L’Aeronautica Militare è una forza armata in continua evoluzione sempre più integrata con il contesto civile in cui opera quotidianamente e la Dedalo 1 è una opportunità per tutti. Per i nostri frequentatori e il personale, militare e civile, perché esercitarsi per salvare vite umane è estremamente importante. Del resto, con l’addestramento dei nostri reparti di volo da trasporto e di ricerca e soccorso siamo in grado di portare efficacemente, in ogni condizione e ad ogni latitudine, l’aiuto richiesto e, spesso, disperatamente atteso.

8. In che modo la Dedalo 1 e più in generale l’Aeronautica Militare si inserisce nel contesto locale?

L’Aeronautica Militare persegue costantemente i rapporti di “buon vicinato” con le comunità locali sul cui territorio sono situate le proprie basi. Il personale militare e le loro famiglie sono spesso parte numericamente importante della comunità e si prodigano attivamente per tutelare e migliorare le realtà in cui sono inseriti.
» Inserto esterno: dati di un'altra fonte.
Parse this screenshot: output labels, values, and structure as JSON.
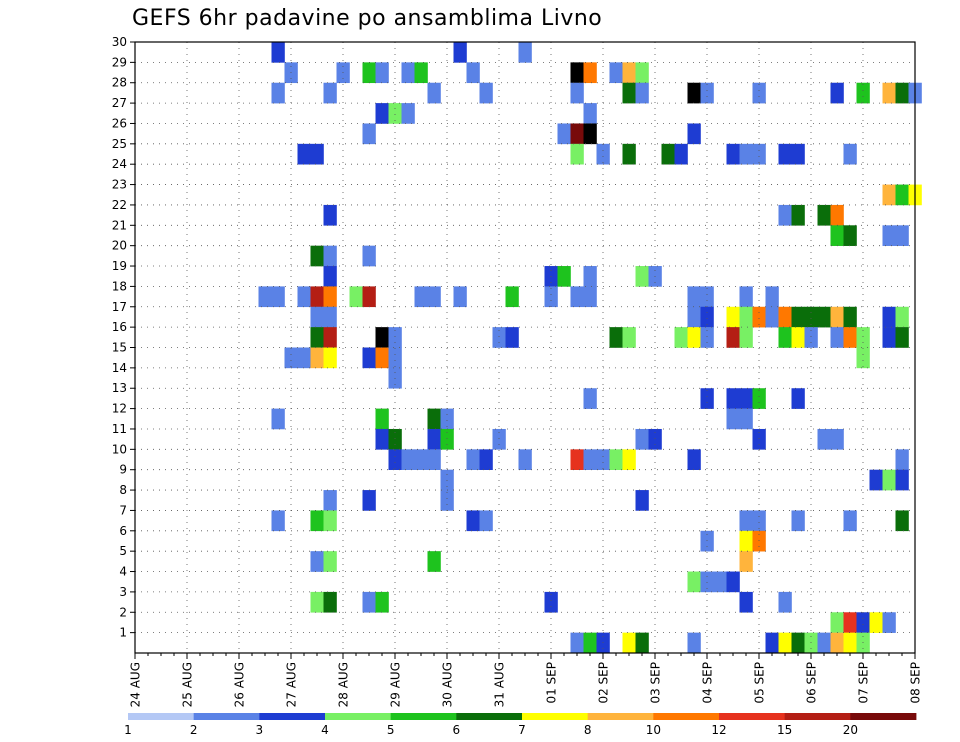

La Scuola Specialisti vuole ravvivare il rapporto con i cittadini e le Istituzioni del territorio casertano che la ospita fin dalla costituzione dell’Aeronautica Militare, all’inizio degli anni 20 del secolo scorso, quando, accanto all’esigenza di formare i piloti, si ebbe l’esigenza di addestrare gli specialisti del mezzo aereo.

La valorizzazione di questo rapporto passerà sempre di più attraverso iniziative ad alta valenza di utilità sociale e di solidarietà. La nostra missione è lavorare bene per contribuire a formare personale specialista preparato ed affidabile, in grado di contribuire ad assolvere la missione assegnata per essere UTILI AL PAESE.